There’s no doubt, however, that prosecutors face a much more difficult path to conviction because Strauss-Kahn’s defense lawyers would seize upon the accuser’s past misstatements and try to discredit her before any jury.
“It’s theoretically possible that the case could survive because there’s a long history of sex crimes being prosecuted by imperfect complaining witnesses,” said Paul Callan, a former prosecutor now in private practice.
Crucial to the case would be to present corroborating evidence beyond forensics evidence gathered from the hotel suite and in medical examinations of the accused and accuser.
Defense lawyers could argue any sexual contact was consensual.
If there were witnesses in the hotel who heard the woman scream or testify that she looked distraught after the incident, prosecutors could use that to bolster their case in spite of inconsistencies in the woman’s own story, said Bradley Simon, a defense attorney in Manhattan.
Prosecutors say the woman lied to immigration authorities while seeking US asylum, claiming she had been gang-raped in her native Guinea.

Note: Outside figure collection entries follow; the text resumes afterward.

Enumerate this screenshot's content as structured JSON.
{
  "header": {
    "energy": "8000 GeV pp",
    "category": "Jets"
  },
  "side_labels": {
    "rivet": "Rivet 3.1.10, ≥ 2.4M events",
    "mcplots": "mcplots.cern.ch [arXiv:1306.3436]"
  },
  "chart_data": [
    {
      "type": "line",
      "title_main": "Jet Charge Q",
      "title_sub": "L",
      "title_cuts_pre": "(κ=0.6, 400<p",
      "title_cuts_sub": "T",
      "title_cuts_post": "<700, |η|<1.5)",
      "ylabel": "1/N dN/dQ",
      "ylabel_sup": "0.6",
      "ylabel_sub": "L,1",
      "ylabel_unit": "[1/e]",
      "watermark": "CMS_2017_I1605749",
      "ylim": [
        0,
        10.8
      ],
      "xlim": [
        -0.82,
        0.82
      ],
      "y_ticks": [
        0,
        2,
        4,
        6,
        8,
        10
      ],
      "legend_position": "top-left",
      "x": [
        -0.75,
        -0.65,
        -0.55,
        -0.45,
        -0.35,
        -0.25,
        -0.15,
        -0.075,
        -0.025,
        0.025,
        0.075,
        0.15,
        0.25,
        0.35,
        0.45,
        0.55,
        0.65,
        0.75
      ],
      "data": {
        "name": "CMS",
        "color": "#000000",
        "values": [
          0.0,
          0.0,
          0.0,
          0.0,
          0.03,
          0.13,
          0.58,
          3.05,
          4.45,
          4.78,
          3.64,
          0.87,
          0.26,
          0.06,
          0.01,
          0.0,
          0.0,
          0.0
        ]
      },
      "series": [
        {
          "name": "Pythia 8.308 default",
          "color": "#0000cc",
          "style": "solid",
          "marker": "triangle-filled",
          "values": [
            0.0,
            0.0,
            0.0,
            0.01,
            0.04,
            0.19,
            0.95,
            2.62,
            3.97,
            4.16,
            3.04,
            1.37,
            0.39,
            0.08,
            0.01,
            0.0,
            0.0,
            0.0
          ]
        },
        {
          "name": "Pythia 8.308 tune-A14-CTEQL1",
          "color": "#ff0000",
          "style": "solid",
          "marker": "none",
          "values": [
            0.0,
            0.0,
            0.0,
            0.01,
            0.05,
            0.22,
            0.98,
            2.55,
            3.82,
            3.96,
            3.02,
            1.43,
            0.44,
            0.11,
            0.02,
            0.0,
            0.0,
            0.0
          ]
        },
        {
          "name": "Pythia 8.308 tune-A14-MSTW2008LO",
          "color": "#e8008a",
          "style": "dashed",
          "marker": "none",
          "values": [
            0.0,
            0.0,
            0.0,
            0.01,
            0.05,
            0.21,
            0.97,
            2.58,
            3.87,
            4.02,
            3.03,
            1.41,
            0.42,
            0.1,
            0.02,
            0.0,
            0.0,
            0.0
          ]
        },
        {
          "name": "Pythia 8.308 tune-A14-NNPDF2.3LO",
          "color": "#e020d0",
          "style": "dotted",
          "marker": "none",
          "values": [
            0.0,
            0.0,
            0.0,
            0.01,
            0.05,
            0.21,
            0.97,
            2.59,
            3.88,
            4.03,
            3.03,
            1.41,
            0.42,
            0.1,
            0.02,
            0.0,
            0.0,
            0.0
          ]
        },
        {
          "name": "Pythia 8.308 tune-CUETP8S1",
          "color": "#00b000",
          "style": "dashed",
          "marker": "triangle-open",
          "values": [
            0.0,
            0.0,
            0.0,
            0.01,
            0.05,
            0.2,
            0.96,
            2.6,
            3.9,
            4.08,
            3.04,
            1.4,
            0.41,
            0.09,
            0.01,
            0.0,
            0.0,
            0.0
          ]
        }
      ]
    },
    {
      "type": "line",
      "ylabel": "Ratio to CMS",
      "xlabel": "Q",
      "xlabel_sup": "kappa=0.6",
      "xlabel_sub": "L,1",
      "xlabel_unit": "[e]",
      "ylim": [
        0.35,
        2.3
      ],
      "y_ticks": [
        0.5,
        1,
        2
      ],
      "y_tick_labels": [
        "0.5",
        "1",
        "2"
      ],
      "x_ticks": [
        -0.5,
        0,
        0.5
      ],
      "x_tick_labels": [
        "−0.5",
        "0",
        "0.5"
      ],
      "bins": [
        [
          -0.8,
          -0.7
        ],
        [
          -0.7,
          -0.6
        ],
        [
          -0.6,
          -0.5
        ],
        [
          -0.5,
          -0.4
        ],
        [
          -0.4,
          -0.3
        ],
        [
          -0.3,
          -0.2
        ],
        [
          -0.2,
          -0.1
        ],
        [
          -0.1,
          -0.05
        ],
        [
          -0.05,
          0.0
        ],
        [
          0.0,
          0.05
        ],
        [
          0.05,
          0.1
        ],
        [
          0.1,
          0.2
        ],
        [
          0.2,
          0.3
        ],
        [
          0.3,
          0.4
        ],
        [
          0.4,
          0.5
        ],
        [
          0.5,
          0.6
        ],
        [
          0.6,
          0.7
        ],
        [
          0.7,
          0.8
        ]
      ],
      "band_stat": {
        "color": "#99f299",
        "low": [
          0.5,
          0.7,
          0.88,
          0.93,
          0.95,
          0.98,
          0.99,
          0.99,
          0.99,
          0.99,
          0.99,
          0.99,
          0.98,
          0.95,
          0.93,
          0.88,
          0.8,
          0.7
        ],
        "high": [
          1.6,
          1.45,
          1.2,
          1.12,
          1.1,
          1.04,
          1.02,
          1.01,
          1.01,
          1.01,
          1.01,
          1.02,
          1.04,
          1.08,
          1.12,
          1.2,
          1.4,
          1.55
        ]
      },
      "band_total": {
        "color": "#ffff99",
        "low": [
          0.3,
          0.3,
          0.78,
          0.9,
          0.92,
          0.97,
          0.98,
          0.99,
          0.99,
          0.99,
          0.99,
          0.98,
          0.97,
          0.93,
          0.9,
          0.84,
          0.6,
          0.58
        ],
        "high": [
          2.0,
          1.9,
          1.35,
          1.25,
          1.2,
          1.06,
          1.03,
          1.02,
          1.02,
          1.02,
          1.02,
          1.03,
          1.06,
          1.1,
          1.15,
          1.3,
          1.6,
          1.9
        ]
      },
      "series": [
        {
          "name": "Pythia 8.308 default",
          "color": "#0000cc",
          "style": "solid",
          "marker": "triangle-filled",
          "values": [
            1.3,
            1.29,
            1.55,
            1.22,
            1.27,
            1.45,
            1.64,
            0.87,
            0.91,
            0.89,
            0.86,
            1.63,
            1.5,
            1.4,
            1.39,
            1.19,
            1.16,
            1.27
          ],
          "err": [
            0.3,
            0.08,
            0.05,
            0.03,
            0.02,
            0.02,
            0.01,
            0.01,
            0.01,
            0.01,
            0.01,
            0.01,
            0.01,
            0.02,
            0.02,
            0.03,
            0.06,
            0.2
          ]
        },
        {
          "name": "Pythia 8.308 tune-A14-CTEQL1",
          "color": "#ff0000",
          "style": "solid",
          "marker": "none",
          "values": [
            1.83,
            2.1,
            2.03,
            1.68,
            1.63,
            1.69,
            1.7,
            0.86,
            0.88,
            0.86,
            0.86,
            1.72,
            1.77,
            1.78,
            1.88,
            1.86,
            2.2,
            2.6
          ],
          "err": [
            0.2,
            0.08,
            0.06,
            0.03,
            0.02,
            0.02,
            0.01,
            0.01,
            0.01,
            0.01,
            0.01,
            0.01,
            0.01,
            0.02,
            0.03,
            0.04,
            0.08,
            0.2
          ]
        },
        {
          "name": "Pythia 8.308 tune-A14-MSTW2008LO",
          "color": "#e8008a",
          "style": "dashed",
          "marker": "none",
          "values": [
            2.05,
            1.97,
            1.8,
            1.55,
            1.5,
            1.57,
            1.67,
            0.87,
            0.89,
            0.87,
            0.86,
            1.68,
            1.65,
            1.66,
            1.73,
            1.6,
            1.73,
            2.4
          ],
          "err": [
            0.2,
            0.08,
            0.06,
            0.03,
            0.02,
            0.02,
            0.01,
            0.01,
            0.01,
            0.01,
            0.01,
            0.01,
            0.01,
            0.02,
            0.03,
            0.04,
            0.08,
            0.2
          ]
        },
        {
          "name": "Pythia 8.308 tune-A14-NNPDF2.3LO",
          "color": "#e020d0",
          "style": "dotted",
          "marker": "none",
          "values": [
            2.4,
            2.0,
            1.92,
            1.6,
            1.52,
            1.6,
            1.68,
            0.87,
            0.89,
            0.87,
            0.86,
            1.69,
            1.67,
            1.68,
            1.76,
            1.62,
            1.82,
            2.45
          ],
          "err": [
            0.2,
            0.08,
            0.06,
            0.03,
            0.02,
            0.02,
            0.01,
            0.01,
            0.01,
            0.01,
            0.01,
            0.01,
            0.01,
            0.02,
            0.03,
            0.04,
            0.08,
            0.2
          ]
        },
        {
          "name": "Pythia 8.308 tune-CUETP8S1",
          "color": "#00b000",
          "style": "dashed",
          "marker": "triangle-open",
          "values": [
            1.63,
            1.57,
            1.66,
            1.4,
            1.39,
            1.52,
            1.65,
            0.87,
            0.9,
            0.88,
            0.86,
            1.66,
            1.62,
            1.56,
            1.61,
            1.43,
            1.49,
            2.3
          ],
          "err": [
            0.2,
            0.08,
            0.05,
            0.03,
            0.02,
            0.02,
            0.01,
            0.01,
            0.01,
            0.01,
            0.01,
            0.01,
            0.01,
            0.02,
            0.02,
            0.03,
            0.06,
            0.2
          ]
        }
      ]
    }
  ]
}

The story was fabricated, though the woman said she was raped on another occasion under different circumstances.
In addition, she changed her story about what happened immediately after the purported attack.
She testified under oath before the grand jury that she had cowered in the hallway outside his room until he left and she felt safe to seek help. Now she admits she cleaned another room and then returned to start cleaning Strauss-Kahn’s suite before reporting the incident.
“Frequently, rape victims don’t report the rape immediately because of shame, humiliation and embarrassment,” Callan said.
Forensic evidence, such as blood in the hotel room, would also independently support the woman’s allegations, Simon said.
“Their task is going to be much harder now, but it’s not insurmountable,” he said.
However, waiting to report the assault makes it appear as if she calculated the possible benefits of lying about a sexual attack before reporting the incident, Lefcourt said.
A defense attorney could also argue that the time she spent in the room after Strauss-Kahn left could have been used to doctor the scene of the alleged assault.